Wilco – Kicking Television: Live in Chicago

Kicking Television" Live in Chicago

WilcoKicking Television: Live in Chicago Nonesuch 79903-2 (2005)


I found this album tremendously disappointing.  Wilco spends most of the record trying to pander to the audience by over-emphasizing the sappiest elements of their music.  Kicking Television is a paradigmatic attempt to appeal to an audience’s bad taste.  These live recordings add nothing to the studio versions, save a few awkwardly tacked on guitar solos.  There are rewarding moments, but they are lost in a sea of mediocrity.

Tom Waits – Heartattack and Vine

Heartattack and Vine

Tom WaitsHeartattack and Vine Asylum 6E-295 (1980)


Here Waits is still operating within the realm of orchestrated pop balladry (“Saving All My Love for You,” “On the Nickel,” “Ruby’s Arms”), but he’s made a noticeable change in welcoming more harder-edged blues-rock sounds to his palette, with heavier drums and guitar and no piano (“Heartattack and Vine,” “‘Til the Money Runs Out”).  This proved to be a transitional album as Waits moved toward his edgier mid-80s sound.  But often he is stuck with a slick, “professional”, L.A. kind of sound (“In Shades,” “Downtown”) that is too much of a compromise between the two poles of the album.  Even when he does succeed in one firm style or another, it is hard to find people who want to swing between gravelly crooning and gruff R&B the way this album is presented.  There is definitely good stuff here, but the sum total is a little unsatisfying.  After marrying Kathleen Brennan, whom he met while working on One From the Heart, he basically committed to the style of Swordfishtrombones and stuck with that approach for the rest of his career.

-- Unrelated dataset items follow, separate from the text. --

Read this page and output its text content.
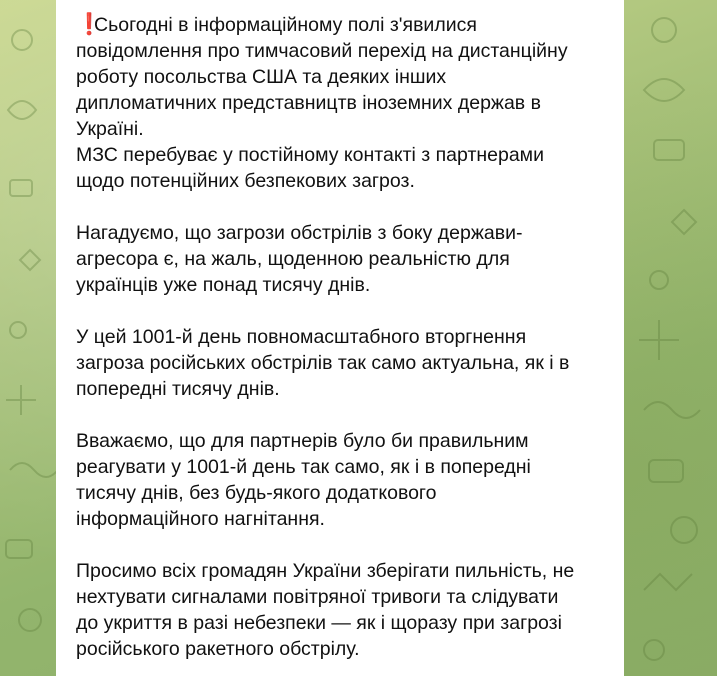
❗Сьогодні в інформаційному полі з'явилися
повідомлення про тимчасовий перехід на дистанційну
роботу посольства США та деяких інших
дипломатичних представництв іноземних держав в
Україні.
МЗС перебуває у постійному контакті з партнерами
щодо потенційних безпекових загроз.
Нагадуємо, що загрози обстрілів з боку держави-
агресора є, на жаль, щоденною реальністю для
українців уже понад тисячу днів.
У цей 1001-й день повномасштабного вторгнення
загроза російських обстрілів так само актуальна, як і в
попередні тисячу днів.
Вважаємо, що для партнерів було би правильним
реагувати у 1001-й день так само, як і в попередні
тисячу днів, без будь-якого додаткового
інформаційного нагнітання.
Просимо всіх громадян України зберігати пильність, не
нехтувати сигналами повітряної тривоги та слідувати
до укриття в разі небезпеки — як і щоразу при загрозі
російського ракетного обстрілу.
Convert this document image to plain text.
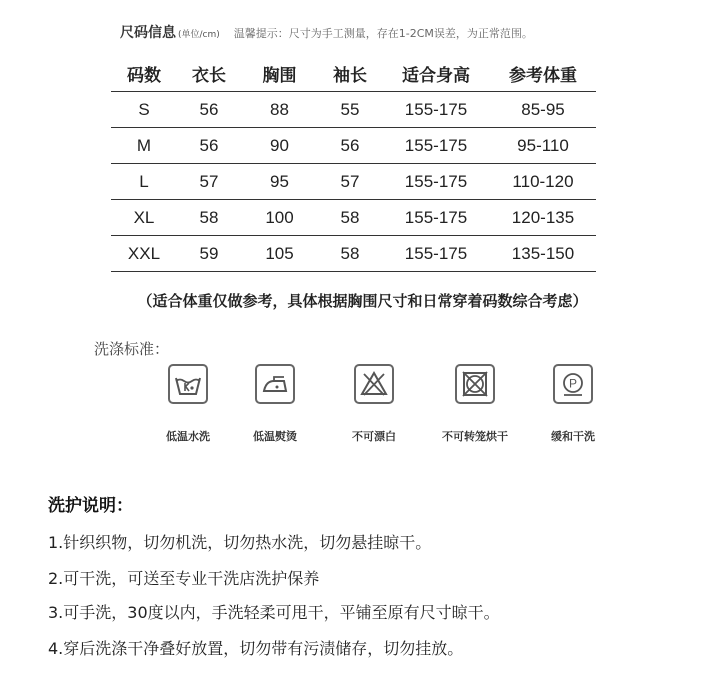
尺码信息 (单位/cm) 温馨提示：尺寸为手工测量，存在1-2CM误差，为正常范围。
码数	衣长	胸围	袖长	适合身高	参考体重
S	56	88	55	155-175	85-95
M	56	90	56	155-175	95-110
L	57	95	57	155-175	110-120
XL	58	100	58	155-175	120-135
XXL	59	105	58	155-175	135-150
（适合体重仅做参考，具体根据胸围尺寸和日常穿着码数综合考虑）
洗涤标准：
低温水洗	低温熨烫	不可漂白	不可转笼烘干
P
缓和干洗
洗护说明：
1.针织织物，切勿机洗，切勿热水洗，切勿悬挂晾干。
2.可干洗，可送至专业干洗店洗护保养
3.可手洗，30度以内，手洗轻柔可甩干，平铺至原有尺寸晾干。
4.穿后洗涤干净叠好放置，切勿带有污渍储存，切勿挂放。
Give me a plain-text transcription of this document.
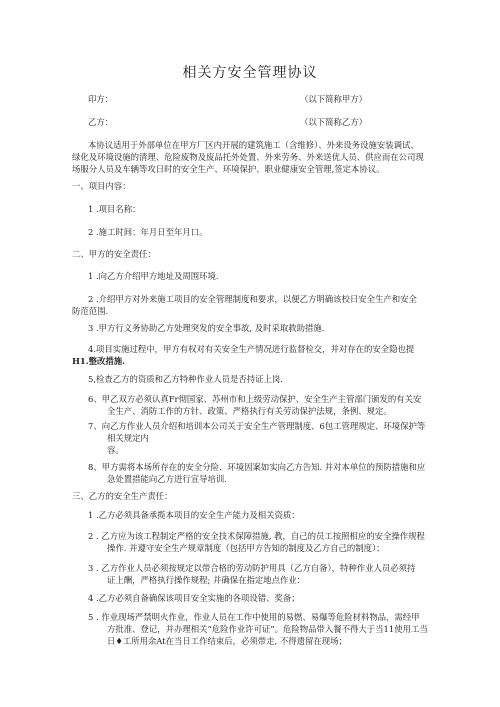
相关方安全管理协议
印方：	（以下简称甲方）
乙方：	（以下简称乙方）
本协议适用于外部单位在甲方厂区内开展的建筑施工（含维修）、外来设务设施安装调试、
绿化及环境设施的清理、危险废物及废品托外处置、外来劳务、外来送优人员、供应而在公司现
场服分人员及车辆等攻日时的安全生产、环境保护、职业健康安全管理,签定本协议。
一、项目内容：
1 .项目名称：
2 .施工时间：年月日至年月口。
二、甲方的安全责任：
1 .向乙方介绍甲方地址及周围环境.
2 .介绍甲方对外来施工项目的安全管理制度和要求，以便乙方明确该校日安全生产和安全
防范范围.
3 .甲方行义务协助乙方处理突发的安全事故, 及时采取救助措施.
4.项目实施过程中，甲方有权对有关安全生产情况进行监督检交，并对存在的安全隐也提
H1.整改措施.
5,检查乙方的资质和乙方特种作业人员是否持证上岗.
6、甲乙双方必须认真Fr彻国家、苏州市和上级劳动保护、安全生产主管部门颁发的有关安
全生产、消防工作的方针、政策、严格执行有关劳动保护法规，条例、规定。
7、向乙方作业人员介绍和培训本公司关于安全生产管理制度、6包工管理规定、环境保护等
相关规定内
容。
8、甲方需将本场所存在的安全分险、环境因案如实向乙方告知. 并对本单位的预防措施和应
急处置措能向乙方进行宣导培训.
三、乙方的安全生产责任：
1 .乙方必须具备承揽本项目的安全生产能力及相关资质：
2 . 乙方应为该工程制定严格的安全技术保障措施, 教，自己的员工按照相应的安全操作规程
操作. 并遵守安全生产规章制度（包括甲方告知的制度及乙方自己的制度）；
3 . 乙方作业人员必须按规定以带合格的劳动防护用具（乙方自备），特种作业人员必须持
证上酬，严格执行操作规程; 并确保在指定地点作业：
4 .乙方必须自备确保该项目安全实施的各项设错、奖备；
5 . 作业现场严禁明火作业，作业人员在工作中使用的易燃、易爆等危险材料物品，需经甲
方批准、登记，并办理相关“危险作业许可证”。危险物品带入餐不得大于当11使用工当
日♦工所用余At在当日工作结束后，必须带走, 不得遗留在现场；
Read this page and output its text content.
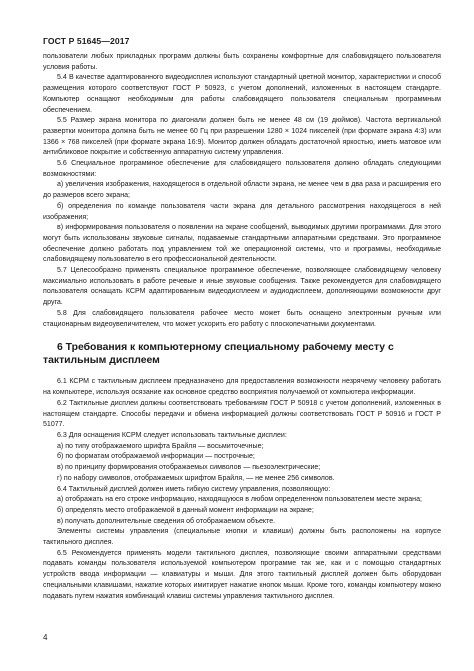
ГОСТ Р 51645—2017

пользователи любых прикладных программ должны быть сохранены комфортные для слабовидящего пользователя условия работы.

5.4 В качестве адаптированного видеодисплея используют стандартный цветной монитор, характеристики и способ размещения которого соответствуют ГОСТ Р 50923, с учетом дополнений, изложенных в настоящем стандарте. Компьютер оснащают необходимым для работы слабовидящего пользователя специальным программным обеспечением.

5.5 Размер экрана монитора по диагонали должен быть не менее 48 см (19 дюймов). Частота вертикальной развертки монитора должна быть не менее 60 Гц при разрешении 1280 × 1024 пикселей (при формате экрана 4:3) или 1366 × 768 пикселей (при формате экрана 16:9). Монитор должен обладать достаточной яркостью, иметь матовое или антибликовое покрытие и собственную аппаратную систему управления.

5.6 Специальное программное обеспечение для слабовидящего пользователя должно обладать следующими возможностями:

а) увеличения изображения, находящегося в отдельной области экрана, не менее чем в два раза и расширения его до размеров всего экрана;

б) определения по команде пользователя части экрана для детального рассмотрения находящегося в ней изображения;

в) информирования пользователя о появлении на экране сообщений, выводимых другими программами. Для этого могут быть использованы звуковые сигналы, подаваемые стандартными аппаратными средствами. Это программное обеспечение должно работать под управлением той же операционной системы, что и программы, необходимые слабовидящему пользователю в его профессиональной деятельности.

5.7 Целесообразно применять специальное программное обеспечение, позволяющее слабовидящему человеку максимально использовать в работе речевые и иные звуковые сообщения. Также рекомендуется для слабовидящего пользователя оснащать КСРМ адаптированным видеодисплеем и аудиодисплеем, дополняющими возможности друг друга.

5.8 Для слабовидящего пользователя рабочее место может быть оснащено электронным ручным или стационарным видеоувеличителем, что может ускорить его работу с плоскопечатными документами.

6 Требования к компьютерному специальному рабочему месту с тактильным дисплеем

6.1 КСРМ с тактильным дисплеем предназначено для предоставления возможности незрячему человеку работать на компьютере, используя осязание как основное средство восприятия получаемой от компьютера информации.

6.2 Тактильные дисплеи должны соответствовать требованиям ГОСТ Р 50918 с учетом дополнений, изложенных в настоящем стандарте. Способы передачи и обмена информацией должны соответствовать ГОСТ Р 50916 и ГОСТ Р 51077.

6.3 Для оснащения КСРМ следует использовать тактильные дисплеи:

а) по типу отображаемого шрифта Брайля — восьмиточечные;

б) по форматам отображаемой информации — построчные;

в) по принципу формирования отображаемых символов — пьезоэлектрические;

г) по набору символов, отображаемых шрифтом Брайля, — не менее 256 символов.

6.4 Тактильный дисплей должен иметь гибкую систему управления, позволяющую:

а) отображать на его строке информацию, находящуюся в любом определенном пользователем месте экрана;

б) определять место отображаемой в данный момент информации на экране;

в) получать дополнительные сведения об отображаемом объекте.

Элементы системы управления (специальные кнопки и клавиши) должны быть расположены на корпусе тактильного дисплея.

6.5 Рекомендуется применять модели тактильного дисплея, позволяющие своими аппаратными средствами подавать команды пользователя используемой компьютером программе так же, как и с помощью стандартных устройств ввода информации — клавиатуры и мыши. Для этого тактильный дисплей должен быть оборудован специальными клавишами, нажатие которых имитирует нажатие кнопок мыши. Кроме того, команды компьютеру можно подавать путем нажатия комбинаций клавиш системы управления тактильного дисплея.

4
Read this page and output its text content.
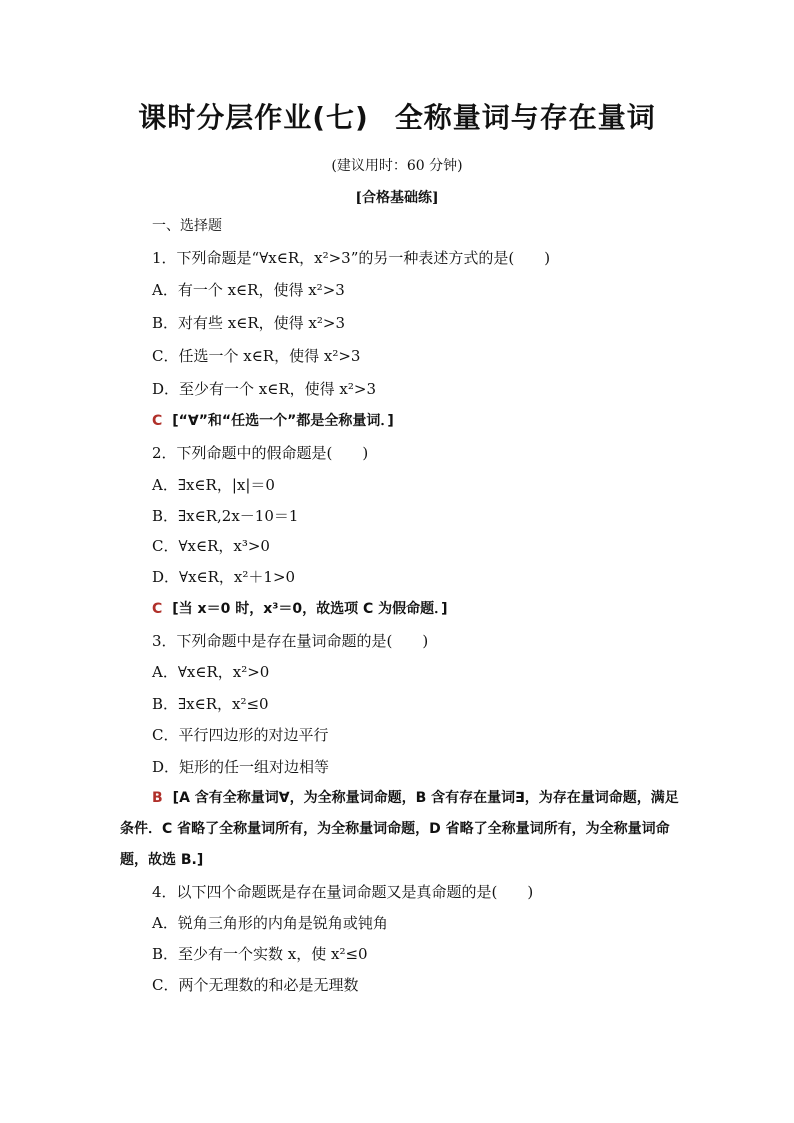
课时分层作业(七) 全称量词与存在量词
(建议用时：60 分钟)
[合格基础练]
一、选择题
1．下列命题是“∀x∈R，x²>3”的另一种表述方式的是(　　)
A．有一个 x∈R，使得 x²>3
B．对有些 x∈R，使得 x²>3
C．任选一个 x∈R，使得 x²>3
D．至少有一个 x∈R，使得 x²>3
C [“∀”和“任选一个”都是全称量词．]
2．下列命题中的假命题是(　　)
A．∃x∈R，|x|＝0
B．∃x∈R,2x－10＝1
C．∀x∈R，x³>0
D．∀x∈R，x²＋1>0
C [当 x＝0 时，x³＝0，故选项 C 为假命题．]
3．下列命题中是存在量词命题的是(　　)
A．∀x∈R，x²>0
B．∃x∈R，x²≤0
C．平行四边形的对边平行
D．矩形的任一组对边相等
B [A 含有全称量词∀，为全称量词命题，B 含有存在量词∃，为存在量词命题，满足条件．C 省略了全称量词所有，为全称量词命题，D 省略了全称量词所有，为全称量词命题，故选 B.]
4．以下四个命题既是存在量词命题又是真命题的是(　　)
A．锐角三角形的内角是锐角或钝角
B．至少有一个实数 x，使 x²≤0
C．两个无理数的和必是无理数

Tom Waits – Swordfishtrombones

Swordfishtrombones

Tom WaitsSwordfishtrombones Island ILPS 9762 (1983)


A good album, but one I hardly ever revisit.  Of course I dig stuff like “16 Shells From a Thirty-Ought-Six”.  You would have to be a major asshole not to.  But this album as a whole doesn’t resonate with me like some of his others.  Still a fine effort and among Tom Waits’ better ones.  This would be his last album for nearly twenty years to look back at all on the lounge jazz/blues that characterized much of his 1970s output.